4) p. 17 “The responsibilities of the temporary General Prosecutor are limited under the law”: Perhaps the biggest untruth of all. Albanian law knows no “Temporary General Prosecutor,” only Deputy General Prosecutor and General Prosecutor. Temporary General Prosecutor Arta Marku herself has admitted publicly that she operates with the full powers given to the General Prosecutor under Albanian law. These are not “limited” in any way, and should prohibit her from being reelected to a second term as General Prosecutor.

5) p. 19 “These results have been crucial to restoring public trust in the judiciary”: According to one of the oldest independent civil society organizations in Albania, the Helsinki Committee, 63% of Albanians doesn’t believe the vetting will bring justice, an EU poll showed nearly 50% of Albanians was uninformed or negative about the Justice Reform. There are no comparative data showing an increase in public trust since the beginning of the reform.

6) p. 21 “The process [of installing SPAK] is advancing based on the foreseen legal deadlines”: See below under 7). The process of installing SPAK has violated every single Constitutional and legal deadline, simply because the High Prosecutorial Council (KLP) was installed in violation of those deadlines.

Now the euphemisms:

7) p. 14 “The outcome of thorough vetting has affected the pace of setting-up the new judicial institutions”: The pace has not been merely “affected”; every single Constitutional and legal deadline for the Justice Reform has been violated, with extremely detrimental effects for the functioning of the judiciary. Moreover, this was not caused by “thorough vetting,” but rather by a legal framework that was blind to reality, a Constitutional Court that had all the right to exercise its Constitutional functions, and drastic reductions in the government budget for the Justice Reform, which continue to plague all new judiciary governance institutions.

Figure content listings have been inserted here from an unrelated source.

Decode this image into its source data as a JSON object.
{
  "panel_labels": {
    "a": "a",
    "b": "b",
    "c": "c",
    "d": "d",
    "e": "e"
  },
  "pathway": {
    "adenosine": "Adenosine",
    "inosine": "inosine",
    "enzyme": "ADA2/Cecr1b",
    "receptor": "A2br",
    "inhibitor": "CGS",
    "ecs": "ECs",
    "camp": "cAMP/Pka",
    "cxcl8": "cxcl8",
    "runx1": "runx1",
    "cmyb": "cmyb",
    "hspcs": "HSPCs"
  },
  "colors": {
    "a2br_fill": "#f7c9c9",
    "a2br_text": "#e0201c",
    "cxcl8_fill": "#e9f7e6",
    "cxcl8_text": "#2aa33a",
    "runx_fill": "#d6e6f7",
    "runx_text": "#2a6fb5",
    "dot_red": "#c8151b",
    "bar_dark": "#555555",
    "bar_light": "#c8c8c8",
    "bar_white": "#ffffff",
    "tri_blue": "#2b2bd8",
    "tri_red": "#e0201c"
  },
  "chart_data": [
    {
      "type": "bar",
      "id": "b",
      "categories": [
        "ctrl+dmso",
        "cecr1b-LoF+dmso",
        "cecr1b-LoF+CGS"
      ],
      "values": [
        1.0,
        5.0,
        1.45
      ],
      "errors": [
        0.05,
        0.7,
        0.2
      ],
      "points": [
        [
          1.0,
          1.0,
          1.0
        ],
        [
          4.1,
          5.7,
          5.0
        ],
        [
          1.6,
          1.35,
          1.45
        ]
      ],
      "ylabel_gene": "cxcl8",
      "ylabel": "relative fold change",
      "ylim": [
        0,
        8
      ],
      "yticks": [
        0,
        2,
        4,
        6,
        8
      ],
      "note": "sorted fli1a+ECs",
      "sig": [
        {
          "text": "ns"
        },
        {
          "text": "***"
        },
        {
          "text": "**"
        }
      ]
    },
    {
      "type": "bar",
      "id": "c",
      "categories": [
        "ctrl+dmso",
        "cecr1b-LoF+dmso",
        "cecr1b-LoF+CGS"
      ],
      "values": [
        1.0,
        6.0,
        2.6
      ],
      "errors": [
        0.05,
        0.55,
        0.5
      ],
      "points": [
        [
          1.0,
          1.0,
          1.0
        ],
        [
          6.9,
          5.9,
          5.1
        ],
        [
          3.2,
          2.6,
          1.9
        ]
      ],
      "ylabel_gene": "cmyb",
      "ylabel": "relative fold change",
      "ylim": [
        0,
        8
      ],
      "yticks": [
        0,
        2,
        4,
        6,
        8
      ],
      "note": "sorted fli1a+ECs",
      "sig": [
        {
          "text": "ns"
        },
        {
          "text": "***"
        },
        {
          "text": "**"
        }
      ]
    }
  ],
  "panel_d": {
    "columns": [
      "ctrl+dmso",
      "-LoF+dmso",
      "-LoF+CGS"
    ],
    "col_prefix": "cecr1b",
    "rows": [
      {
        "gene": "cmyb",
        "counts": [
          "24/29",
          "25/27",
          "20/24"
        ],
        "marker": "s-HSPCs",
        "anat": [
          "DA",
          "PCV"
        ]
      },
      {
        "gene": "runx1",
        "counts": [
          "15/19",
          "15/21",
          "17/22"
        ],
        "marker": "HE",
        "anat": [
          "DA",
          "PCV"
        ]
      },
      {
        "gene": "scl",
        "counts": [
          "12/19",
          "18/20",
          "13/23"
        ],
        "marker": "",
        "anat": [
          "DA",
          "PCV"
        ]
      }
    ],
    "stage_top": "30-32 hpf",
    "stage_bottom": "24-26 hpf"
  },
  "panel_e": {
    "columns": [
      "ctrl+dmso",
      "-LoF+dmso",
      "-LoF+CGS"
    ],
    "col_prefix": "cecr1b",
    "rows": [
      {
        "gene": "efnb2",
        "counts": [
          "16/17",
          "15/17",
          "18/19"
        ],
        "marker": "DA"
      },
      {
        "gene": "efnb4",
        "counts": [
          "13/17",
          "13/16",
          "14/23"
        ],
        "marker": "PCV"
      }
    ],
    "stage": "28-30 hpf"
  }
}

8) p. 17 “However, the School [of Magistrates] continues to rely heavily on donors’ support and has limited capacity in terms of premises, academic staff, and qualified specialised trainers. […] The School of Magistrates has not managed to attract enough candidates, resulting in only 10 candidates passing the entry exam for the academic year 2018/19. […] The newly formed High Judicial Council and High Prosecutorial Council set the number of candidates to be admitted in the 2019/20 academic year at 75. The first 53 have already been selected”: If the current trends persist, in the coming 8 years that the vetting will take 400 magistrates will have to be replaced. This means 50 people need to graduate from the School of Magistrates each year as of last year. Instead, from 2018/19 only 10 passed the initial test, and for 2019/20 the test results were not included in the report (it is unclear wether 53 were only “selected” or also passed the entrance exam). Furthermore, these students do not have enough qualified teachers, no proper building, and not enough funding. This is a disaster in waiting, which will have far-reaching effects. The success of the Justice Reform depends on these graduates. Furthermore, hiring 50% of the new magistrates from a single generation may result in problems both in terms of aligning the judiciary with societal developments in the next 50 years because of skewed age distribution, and it will also result in enormous hiring problems 30–40 years from now, when this entire generation will retire.

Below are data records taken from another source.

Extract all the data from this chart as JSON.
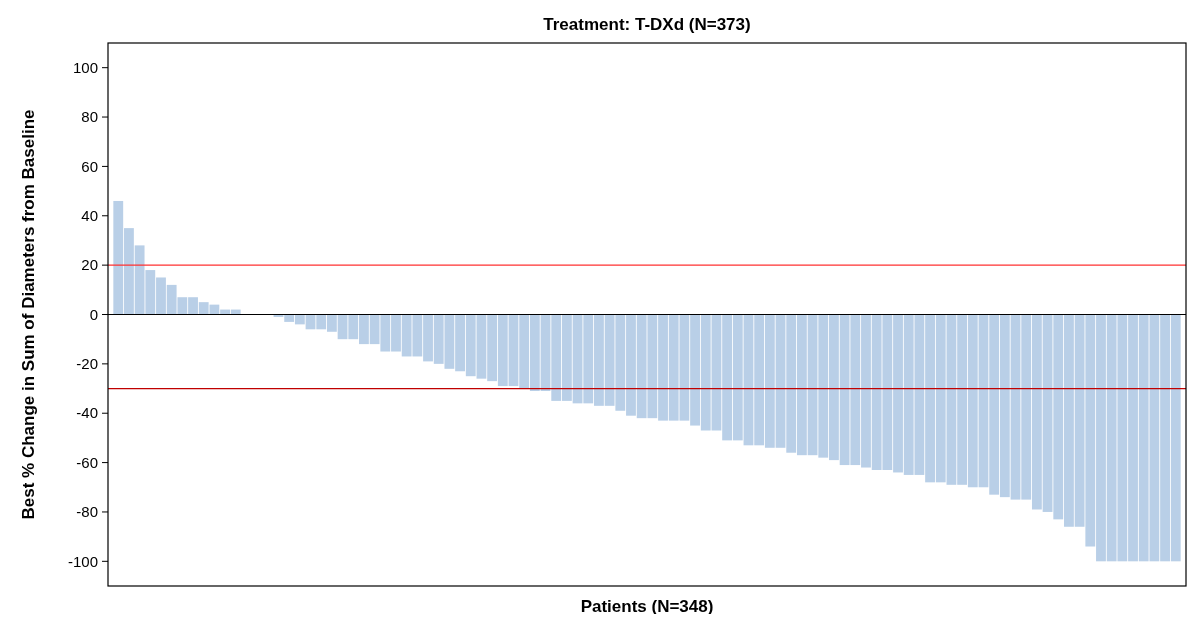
{
  "chart_data": {
    "type": "bar",
    "title": "Treatment: T-DXd (N=373)",
    "xlabel": "Patients (N=348)",
    "ylabel": "Best % Change in Sum of Diameters from Baseline",
    "categories": [
      null,
      null,
      null,
      null,
      null,
      null,
      null,
      null,
      null,
      null,
      null,
      null,
      null,
      null,
      null,
      null,
      null,
      null,
      null,
      null,
      null,
      null,
      null,
      null,
      null,
      null,
      null,
      null,
      null,
      null,
      null,
      null,
      null,
      null,
      null,
      null,
      null,
      null,
      null,
      null,
      null,
      null,
      null,
      null,
      null,
      null,
      null,
      null,
      null,
      null,
      null,
      null,
      null,
      null,
      null,
      null,
      null,
      null,
      null,
      null,
      null,
      null,
      null,
      null,
      null,
      null,
      null,
      null,
      null,
      null,
      null,
      null,
      null,
      null,
      null,
      null,
      null,
      null,
      null,
      null,
      null,
      null,
      null,
      null,
      null,
      null,
      null,
      null,
      null,
      null,
      null,
      null,
      null,
      null,
      null,
      null,
      null,
      null,
      null,
      null
    ],
    "values": [
      46,
      35,
      28,
      18,
      15,
      12,
      7,
      7,
      5,
      4,
      2,
      2,
      0,
      0,
      0,
      -1,
      -3,
      -4,
      -6,
      -6,
      -7,
      -10,
      -10,
      -12,
      -12,
      -15,
      -15,
      -17,
      -17,
      -19,
      -20,
      -22,
      -23,
      -25,
      -26,
      -27,
      -29,
      -29,
      -30,
      -31,
      -31,
      -35,
      -35,
      -36,
      -36,
      -37,
      -37,
      -39,
      -41,
      -42,
      -42,
      -43,
      -43,
      -43,
      -45,
      -47,
      -47,
      -51,
      -51,
      -53,
      -53,
      -54,
      -54,
      -56,
      -57,
      -57,
      -58,
      -59,
      -61,
      -61,
      -62,
      -63,
      -63,
      -64,
      -65,
      -65,
      -68,
      -68,
      -69,
      -69,
      -70,
      -70,
      -73,
      -74,
      -75,
      -75,
      -79,
      -80,
      -83,
      -86,
      -86,
      -94,
      -100,
      -100,
      -100,
      -100,
      -100,
      -100,
      -100,
      -100
    ],
    "color": "#b9cfe7",
    "ylim": [
      -110,
      110
    ],
    "yticks": [
      -100,
      -80,
      -60,
      -40,
      -20,
      0,
      20,
      40,
      60,
      80,
      100
    ],
    "tick_labels": "y",
    "grid": false,
    "ref_lines": [
      {
        "axis": "y",
        "value": 20,
        "color": "#ff3030"
      },
      {
        "axis": "y",
        "value": 0,
        "color": "#000000"
      },
      {
        "axis": "y",
        "value": -30,
        "color": "#c00000"
      }
    ]
  }
}
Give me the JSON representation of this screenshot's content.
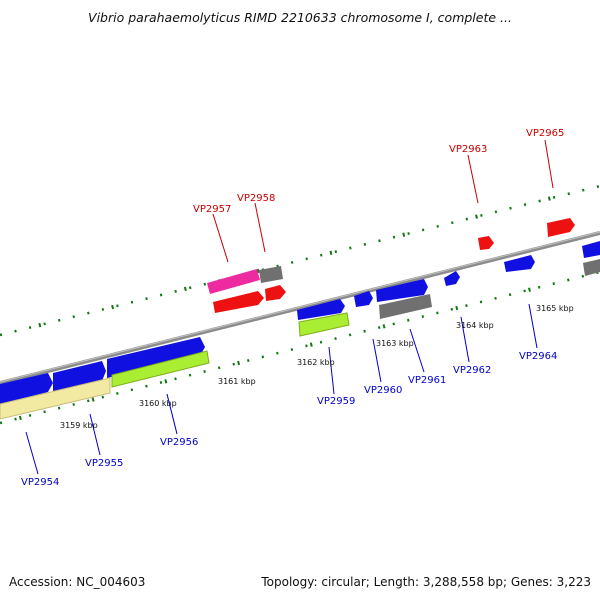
{
  "title": "Vibrio parahaemolyticus RIMD 2210633 chromosome I, complete ...",
  "footer": {
    "accession": "Accession: NC_004603",
    "summary": "Topology: circular; Length: 3,288,558 bp; Genes: 3,223"
  },
  "colors": {
    "backbone": "#8c8c8c",
    "forward_gene": "#1010e0",
    "reverse_gene": "#ee1111",
    "pseudo_gene": "#707070",
    "magenta_gene": "#ee2aa0",
    "green_gene": "#aaee33",
    "yellow_gene": "#f2eaa2",
    "tick": "#117711",
    "label_blue": "#0000cc",
    "label_red": "#cc0000"
  },
  "ticks": [
    "3159 kbp",
    "3160 kbp",
    "3161 kbp",
    "3162 kbp",
    "3163 kbp",
    "3164 kbp",
    "3165 kbp"
  ],
  "gene_labels": [
    "VP2954",
    "VP2955",
    "VP2956",
    "VP2957",
    "VP2958",
    "VP2959",
    "VP2960",
    "VP2961",
    "VP2962",
    "VP2963",
    "VP2964",
    "VP2965"
  ]
}
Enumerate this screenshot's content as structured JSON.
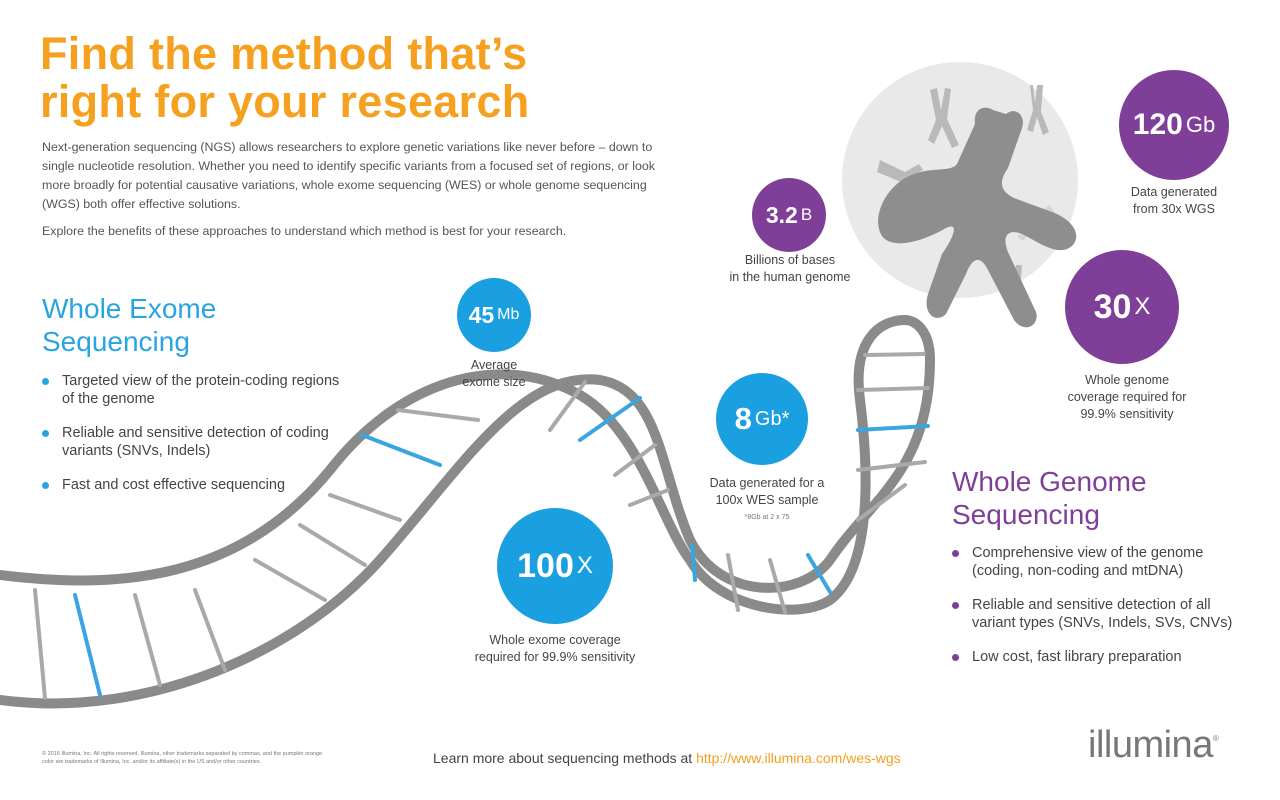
{
  "title": {
    "line1": "Find the method that’s",
    "line2": "right for your research"
  },
  "intro": {
    "paragraph1": "Next-generation sequencing (NGS) allows researchers to explore genetic variations like never before – down to single nucleotide resolution. Whether you need to identify specific variants from a focused set of regions, or look more broadly for potential causative variations, whole exome sequencing (WES) or whole genome sequencing (WGS) both offer effective solutions.",
    "paragraph2": "Explore the benefits of these approaches to understand which method is best for your research."
  },
  "wes": {
    "title_line1": "Whole Exome",
    "title_line2": "Sequencing",
    "bullets": [
      "Targeted view of the protein-coding regions of the genome",
      "Reliable and sensitive detection of coding variants (SNVs, Indels)",
      "Fast and cost effective sequencing"
    ]
  },
  "wgs": {
    "title_line1": "Whole Genome",
    "title_line2": "Sequencing",
    "bullets": [
      "Comprehensive view of the genome (coding, non-coding and mtDNA)",
      "Reliable and sensitive detection of all variant types (SNVs, Indels, SVs, CNVs)",
      "Low cost, fast library preparation"
    ]
  },
  "stats": {
    "exome_size": {
      "value": "45",
      "unit": "Mb",
      "label_line1": "Average",
      "label_line2": "exome size"
    },
    "wes_coverage": {
      "value": "100",
      "unit": "X",
      "label_line1": "Whole exome coverage",
      "label_line2": "required for 99.9% sensitivity"
    },
    "wes_data": {
      "value": "8",
      "unit": "Gb*",
      "label_line1": "Data generated for a",
      "label_line2": "100x WES sample",
      "footnote": "*8Gb at 2 x 75"
    },
    "genome_bases": {
      "value": "3.2",
      "unit": "B",
      "label_line1": "Billions of bases",
      "label_line2": "in the human genome"
    },
    "wgs_data": {
      "value": "120",
      "unit": "Gb",
      "label_line1": "Data generated",
      "label_line2": "from 30x WGS"
    },
    "wgs_coverage": {
      "value": "30",
      "unit": "X",
      "label_line1": "Whole genome",
      "label_line2": "coverage required for",
      "label_line3": "99.9% sensitivity"
    }
  },
  "footer": {
    "legal": "© 2016 Illumina, Inc. All rights reserved. Illumina, other trademarks separated by commas, and the pumpkin orange color are trademarks of Illumina, Inc. and/or its affiliate(s) in the US and/or other countries.",
    "learn_more_text": "Learn more about sequencing methods at",
    "learn_more_url": "http://www.illumina.com/wes-wgs",
    "logo_text": "illumina",
    "logo_mark": "®"
  },
  "colors": {
    "orange": "#f5a01e",
    "blue": "#1aa0e0",
    "purple": "#7f3f98",
    "gray": "#777777"
  },
  "icons": {
    "helix": "dna-helix-illustration",
    "chromosome": "chromosome-illustration"
  }
}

9) p. 20 “it should be noted that eight out of nine Constitutional Court judges and 15 out of 18 High Court judges have been dismissed through the vetting or have resigned. This represents a significant number of cases involving high-level state officials”: This is an attempt to spin the result of the vetting as successes in the fight against corruption. The vetting is not a criminal but an administrative proceeding, and only one of those “high-level state officials” has actually been convicted for hiding his assets. It is therefore disingenuous of the European Commission to lump all the dismissed magistrates under the header “fight against corruption.”

Funny omission: the Progress Report fails to mention the only high-level court case against a former minister, in fact one of the few successes that could be actually reported: the case against former right hand of Prime Minister Edi Rama, Saimir Tahiri, for drug trafficking and corruption.